El gobernador de Coahuila, Manolo Jiménez Salinas, anunció que la jornada electoral del domingo 8 de junio se desarrolló sin incidentes graves y con una participación ciudadana que superó el 51 %, cifra superior a la media histórica de 40‑43 % en elecciones intermedias.
Con la confirmación de la victoria del Partido Revolucionario Institucional (PRI) y la Unidad Democrática de Coahuila (UDC) en la mayoría de los distritos, la Alianza Ciudadana por la Seguridad y la UDC obtuvo aproximadamente 700,000 votos, equivalentes al 58 % del total, mientras que el segundo lugar quedó en 330,000 votos (27 %).
Jiménez Salinas declaró que “ganó el amor y se venció al odio”, resaltando que la ciudadanía eligió la unidad y el trabajo por encima de la confrontación. El mandatario hizo un llamado a todas las fuerzas políticas y partidos a cerrar filas por el bien del estado, afirmando que su gobierno busca ser el punto de encuentro entre todos los coahuilenses, sin importar su preferencia electoral.

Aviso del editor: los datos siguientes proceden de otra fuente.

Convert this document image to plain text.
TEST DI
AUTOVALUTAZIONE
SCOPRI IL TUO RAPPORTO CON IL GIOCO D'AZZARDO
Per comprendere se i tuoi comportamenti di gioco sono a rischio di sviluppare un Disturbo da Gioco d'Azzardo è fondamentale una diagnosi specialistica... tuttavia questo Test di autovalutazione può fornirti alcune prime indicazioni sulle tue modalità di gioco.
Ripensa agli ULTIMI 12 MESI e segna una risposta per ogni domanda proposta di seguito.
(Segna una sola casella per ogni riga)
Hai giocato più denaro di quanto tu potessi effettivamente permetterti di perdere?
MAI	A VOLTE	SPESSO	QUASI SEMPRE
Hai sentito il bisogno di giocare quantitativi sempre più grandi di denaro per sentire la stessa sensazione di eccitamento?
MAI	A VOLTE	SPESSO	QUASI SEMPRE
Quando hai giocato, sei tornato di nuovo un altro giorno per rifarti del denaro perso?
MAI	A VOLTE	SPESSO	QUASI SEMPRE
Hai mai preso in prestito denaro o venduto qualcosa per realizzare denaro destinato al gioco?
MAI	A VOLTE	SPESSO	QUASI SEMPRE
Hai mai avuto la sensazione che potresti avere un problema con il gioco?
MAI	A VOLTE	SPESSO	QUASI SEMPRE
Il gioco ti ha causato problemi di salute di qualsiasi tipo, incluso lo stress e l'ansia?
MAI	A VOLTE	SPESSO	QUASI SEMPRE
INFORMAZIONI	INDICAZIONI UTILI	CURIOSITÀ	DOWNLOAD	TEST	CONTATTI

El gobernador subrayó que Coahuila “no va ni para la izquierda ni para la derecha, aquí vamos puro para adelante, con paso de gigante”, y reiteró el compromiso del gobierno estatal con la paz y la calidad de vida. Agradeció a las autoridades electorales y a la ciudadanía por su participación, y condenó la división, la desinformación y cualquier alianza con posibles delincuentes.
Concluyó su mensaje con un llamado a la reconciliación y la unidad, diciendo: “Muchas gracias y que Dios bendiga a Coahuila. Que Dios bendiga a México”.